Global hypogyration of the cerebral cortex was seen in 11 (78.5%) infants. In 13 (92.8%) neonates ventriculomegaly was present. Cerebellar hypoplasia was seen in four patients (28.5%). In addition, prominent occipital bone was identified in nine patients (64.2%), which can be associated with fetal brain disruption sequence, characterized by severe microcephaly, overlapping sutures, scalp rugae, and marked neurological impairment, reflecting important intrauterine brain damage.

"Our study proves that Zika virus infection can cause congenital brain damage in babies with and without microcephaly," author Natacha Calheiros de Lima Petribu, MD, from the Department of Radiology at Barão de Lucena Hospital, said in a release.
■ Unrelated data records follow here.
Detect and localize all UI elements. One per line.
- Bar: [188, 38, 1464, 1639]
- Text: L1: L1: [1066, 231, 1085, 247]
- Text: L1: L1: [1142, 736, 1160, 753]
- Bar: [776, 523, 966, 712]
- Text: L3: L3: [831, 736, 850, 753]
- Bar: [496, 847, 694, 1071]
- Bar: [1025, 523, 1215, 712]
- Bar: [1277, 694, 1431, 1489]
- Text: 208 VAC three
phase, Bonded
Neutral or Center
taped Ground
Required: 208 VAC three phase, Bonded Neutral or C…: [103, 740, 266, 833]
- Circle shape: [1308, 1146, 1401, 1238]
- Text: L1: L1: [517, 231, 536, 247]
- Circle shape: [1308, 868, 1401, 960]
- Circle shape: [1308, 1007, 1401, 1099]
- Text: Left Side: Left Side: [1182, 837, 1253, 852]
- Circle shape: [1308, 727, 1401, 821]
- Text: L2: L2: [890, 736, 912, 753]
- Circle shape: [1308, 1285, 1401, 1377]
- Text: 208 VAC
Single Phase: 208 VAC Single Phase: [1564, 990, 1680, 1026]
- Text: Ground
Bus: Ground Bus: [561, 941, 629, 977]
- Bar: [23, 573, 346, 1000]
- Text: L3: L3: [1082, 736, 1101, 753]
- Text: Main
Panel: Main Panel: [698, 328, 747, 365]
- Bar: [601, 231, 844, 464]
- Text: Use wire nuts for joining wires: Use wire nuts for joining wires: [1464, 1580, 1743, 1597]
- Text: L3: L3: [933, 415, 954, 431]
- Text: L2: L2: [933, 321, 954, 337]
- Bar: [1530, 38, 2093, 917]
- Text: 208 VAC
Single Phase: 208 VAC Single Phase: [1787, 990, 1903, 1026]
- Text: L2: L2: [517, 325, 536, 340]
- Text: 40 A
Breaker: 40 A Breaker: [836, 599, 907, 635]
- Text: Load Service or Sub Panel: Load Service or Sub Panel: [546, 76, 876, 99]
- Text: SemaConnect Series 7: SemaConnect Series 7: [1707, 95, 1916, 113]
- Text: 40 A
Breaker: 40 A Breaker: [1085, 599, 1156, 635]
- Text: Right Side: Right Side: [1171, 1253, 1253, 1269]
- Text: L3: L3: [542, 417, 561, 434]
The second study was a prospective study of seven pregnant patients with Zika infection at different gestational ages. The women underwent ultrasound and fetal MRI. After birth, the newborns underwent transfontanellar US, CT, and MRI of the head, with posterior 3D reconstructions of the skull. The researchers compared the cases with and without CNS involvement in the patients with intrauterine Zika infection.

The results showed that four infants showed brain abnormalities with microcephaly. Multiple calcifications with cortical and mainly subcortical distribution were seen in all four cases. There was significant thinning of the brain parenchyma. Neuronal migration anomalies were reported in three cases. The cerebellum was affected only in one case. The researchers noted that the brain stem was not affected in any of the cases.

"The emergence of Zika virus in the Americas has coincided with increased reports of babies born with microcephaly," study author Heron Werner Jr., MD, PhD, from the Department of Radiology at Clínica de Diagnóstico por Imagem, said in the same release. "An early diagnosis may help in treating these babies after birth. Moreover, the knowledge of abnormalities present in the central nervous system may give hints about the pathophysiology of the disease."

The third study evaluated adults who developed acute neurological syndrome, newborns with vertical infection with neurological disorders, and pregnant woman who presented suggestive exanthematic fever syndrome by Zika infection.

Adult patients with exanthematic fever suggesting Zika underwent neural axis MRI. Newborns with microcephaly whose mothers had exanthematic fever underwent brain MRI, some also with US and CT, and histopathological study of the placenta. Fetal MRI was performed in pregnant women who had exanthematic fever. There is a limited ability for laboratory confirmation of Zika in the locations affected by the epidemic, so that exanthematic fever was considered as a marker for infection.

The results showed that most adult patients presented with symptoms of Guillain-Barré syndrome and variants and a few patients presented with encephalomyelitis. The most common finding was lumbar root enhancement followed by lumbar dorsal ganglia enhancement and facial nerve enhancement. Other findings included:

Brain stem lesions with high T2/FLAIR signal

Spinal cord lesions with high T2/FLAIR signal

Trigeminal nerve enhancement

There was good correlation of symptoms and imaging findings.

MRI imaging of the newborns and fetuses showed anatomical changes in the brain parenchyma and orbital injuries.

The conclusions of the studies point to the utility of imaging to determine injuries to the brain caused by Zika infection.